I am trying to define a function that takes nested lists and outputs:
(1) How many lists are in the list,
and (2) Whether the number of elements in each list are the same.
I have two nested lists:
nl1: [[1, 2, 3, 4, 5], [3, 4, 5, 6, 7], [2, 4, 6, 8, 10]]
nl2: [[1, 2, 3, 4, 5], [3, 4, 6, 7], [2, 4, 6, 8, 10]]
the function name is nlc() nested list count
nl1 = [[1, 2, 3, 4, 5], [3, 4, 5, 6, 7], [2, 4, 6, 8, 10]]
nl2 = [[1, 2, 3, 4, 5], [3, 4, 6, 7], [2, 4, 6, 8, 10]]
def nlc(n):
sl = len(n)
print("Number of Lists is", sl)
for list in n:
r = list(map(len, n))
if r ==list()
print("Lengths Match")
else print("Lengths Not Equal; Check Lists")
Two things:
(P1) Python keeps returning an error saying that r = list(map(len, n)) is wrong because it is a string.
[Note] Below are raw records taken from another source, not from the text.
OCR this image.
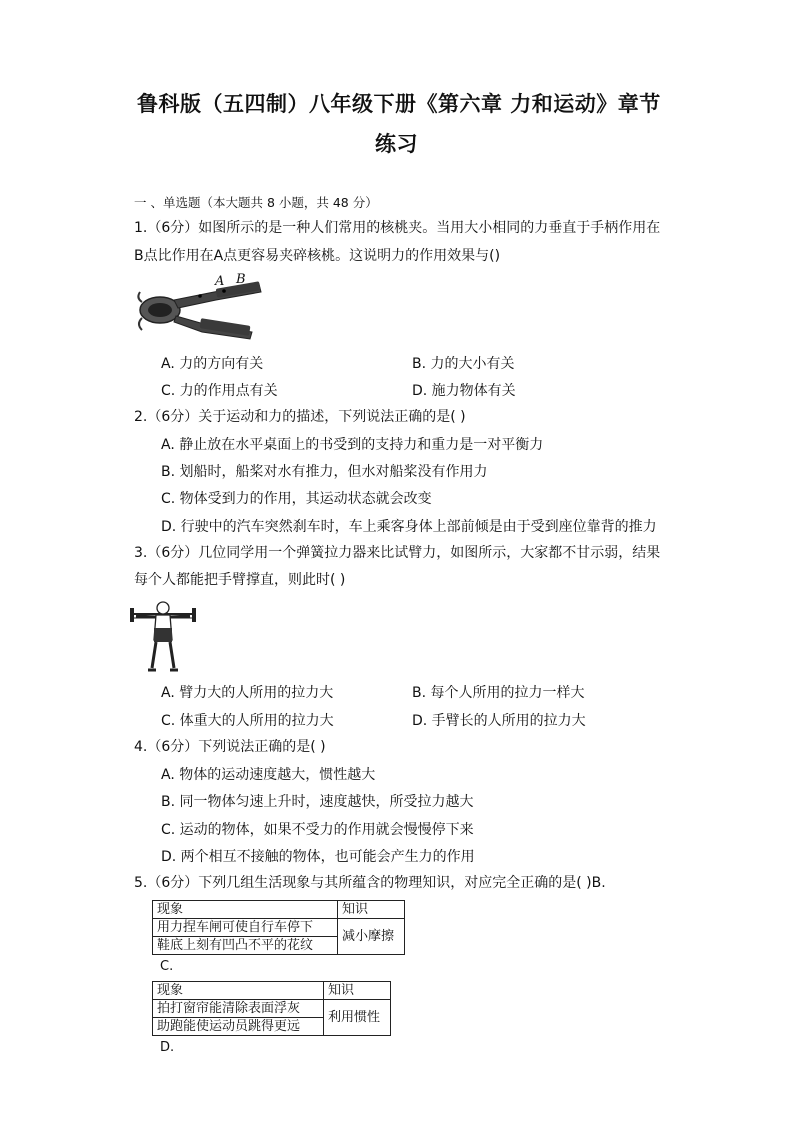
鲁科版（五四制）八年级下册《第六章 力和运动》章节
练习
一 、单选题（本大题共 8 小题，共 48 分）
1.（6分）如图所示的是一种人们常用的核桃夹。当用大小相同的力垂直于手柄作用在
B点比作用在A点更容易夹碎核桃。这说明力的作用效果与()
A B
A. 力的方向有关	B. 力的大小有关
C. 力的作用点有关	D. 施力物体有关
2.（6分）关于运动和力的描述，下列说法正确的是( )
A. 静止放在水平桌面上的书受到的支持力和重力是一对平衡力
B. 划船时，船桨对水有推力，但水对船桨没有作用力
C. 物体受到力的作用，其运动状态就会改变
D. 行驶中的汽车突然刹车时，车上乘客身体上部前倾是由于受到座位靠背的推力
3.（6分）几位同学用一个弹簧拉力器来比试臂力，如图所示，大家都不甘示弱，结果
每个人都能把手臂撑直，则此时( )
A. 臂力大的人所用的拉力大	B. 每个人所用的拉力一样大
C. 体重大的人所用的拉力大	D. 手臂长的人所用的拉力大
4.（6分）下列说法正确的是( )
A. 物体的运动速度越大，惯性越大
B. 同一物体匀速上升时，速度越快，所受拉力越大
C. 运动的物体，如果不受力的作用就会慢慢停下来
D. 两个相互不接触的物体，也可能会产生力的作用
5.（6分）下列几组生活现象与其所蕴含的物理知识，对应完全正确的是( )B.
现象	知识
用力捏车闸可使自行车停下	减小摩擦
鞋底上刻有凹凸不平的花纹	
C.
现象	知识
拍打窗帘能清除表面浮灰	利用惯性
助跑能使运动员跳得更远	
D.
(P2) I can't seem to figure out how to write the code that checks whether each nested list has the same number of elements.
Moreover, when I test P1, it runs just fine:
nl1 = [[1, 2, 3, 4, 5], [3, 4, 5, 6, 7], [2, 4, 6, 8, 10]]
r = list(map(len, nl1))
print(r)
So I am not sure what's happening to the argument with I am defining the function.